Donc, pour conclure, je dirai que l'histoire nous engage à un
certain pragmatisme. L'histoire peut nous servir à penser les récurrences
mais aussi les différences. L'attitude qui consisterait à prendre
le discours contre l'art contemporain comme un discours homogène, voire
concerté entre ses différents acteurs, est une façon de réinvestir
la thèse du complot, pour une bonne cause. Il s'agirait toujours d'une
logique du complot, donc fausse par définition. Le temps qui est passé
à dénoncer ce complot doit être utilisé à présent
pour saisir l'actualité à la fois dans sa complexité et
dans sa très grande simplicité à bien des égards,
mais non figé dans son apocalypse, mais à l'image encore
parfaitement mouvante d'un présent et d'un futur qui dépendent de
nous et pas de nos ascendants. Etre moderne aujourd'hui, dans d'autres termes,
cela pourrait être, en tous cas pour les gens de ma génération,
qui n'ont pas connu la guerre, non pas refuser la dette de la tradition, par
principe, non pas évidemment refuser le legs de l'histoire et de la mémoire,
ce serait la pire des fuites en avant, mais prendre acte de ce que nos prédécesseurs
n'ont pas toujours empêché le pire, et qu'il nous reste à
imaginer d'autres solutions, plus efficaces, pour éviter une éventuelle
catastrophe.
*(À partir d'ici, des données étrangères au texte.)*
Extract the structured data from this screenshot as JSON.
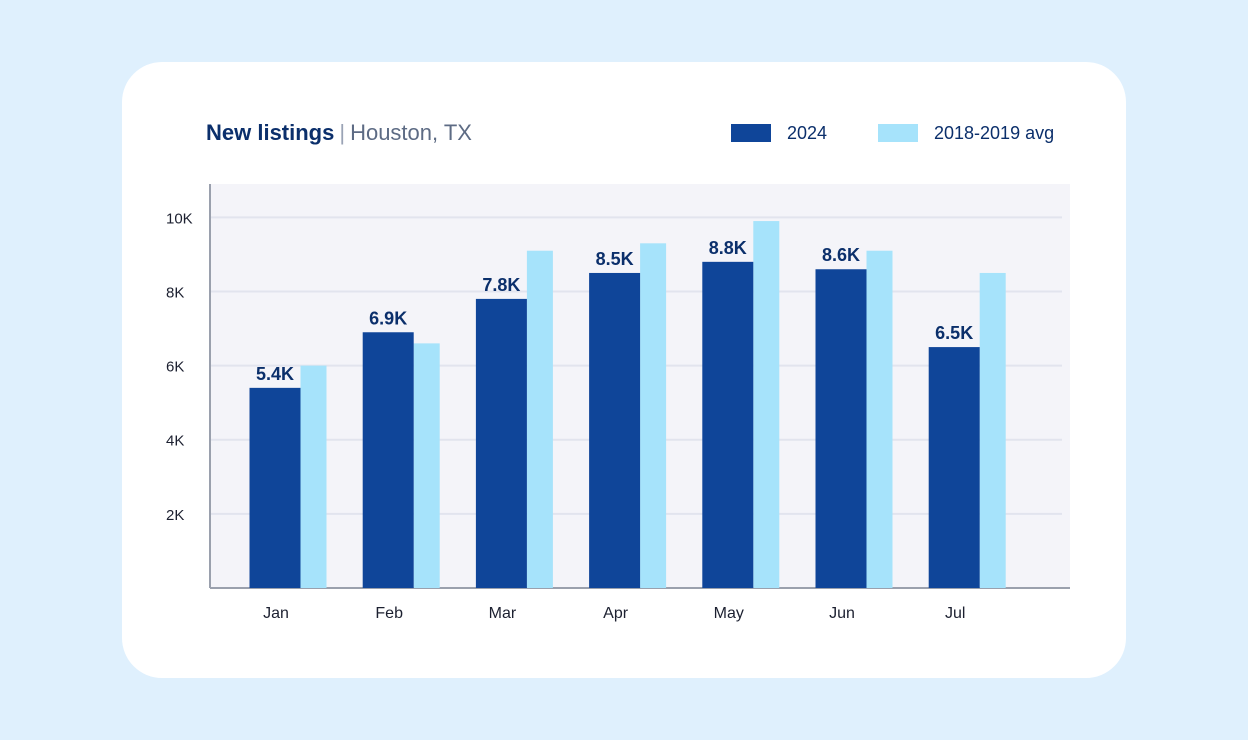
{
  "header": {
    "title": "New listings",
    "separator": "|",
    "subtitle": "Houston, TX"
  },
  "colors": {
    "series_2024": "#0f4599",
    "series_avg": "#a6e3fb",
    "text_dark": "#0b2f6b",
    "plot_bg": "#f4f4f9",
    "grid": "#e2e4ee"
  },
  "chart_data": {
    "type": "bar",
    "title": "New listings | Houston, TX",
    "categories": [
      "Jan",
      "Feb",
      "Mar",
      "Apr",
      "May",
      "Jun",
      "Jul"
    ],
    "series": [
      {
        "name": "2024",
        "values": [
          5.4,
          6.9,
          7.8,
          8.5,
          8.8,
          8.6,
          6.5
        ],
        "labels": [
          "5.4K",
          "6.9K",
          "7.8K",
          "8.5K",
          "8.8K",
          "8.6K",
          "6.5K"
        ],
        "color": "#0f4599"
      },
      {
        "name": "2018-2019 avg",
        "values": [
          6.0,
          6.6,
          9.1,
          9.3,
          9.9,
          9.1,
          8.5
        ],
        "color": "#a6e3fb"
      }
    ],
    "y_ticks": [
      {
        "label": "10K",
        "value": 10
      },
      {
        "label": "8K",
        "value": 8
      },
      {
        "label": "6K",
        "value": 6
      },
      {
        "label": "4K",
        "value": 4
      },
      {
        "label": "2K",
        "value": 2
      }
    ],
    "xlabel": "",
    "ylabel": "",
    "ylim": [
      0,
      10.9
    ],
    "grid": true,
    "legend_position": "top-right"
  }
}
Pour ceux qui ont connu les années noires, ce serait, selon
le bon vieux principe analytique, que, placés dans les mêmes
conditions de revivre le passé, le salut consiste à rejouer la scène,
mais évidemment différemment. L'histoire devrait donc plutôt
servir de repoussoir que de tentation nostalgique, mélancolique, morbide
et néonietzschéenne à la française et apocalyptique.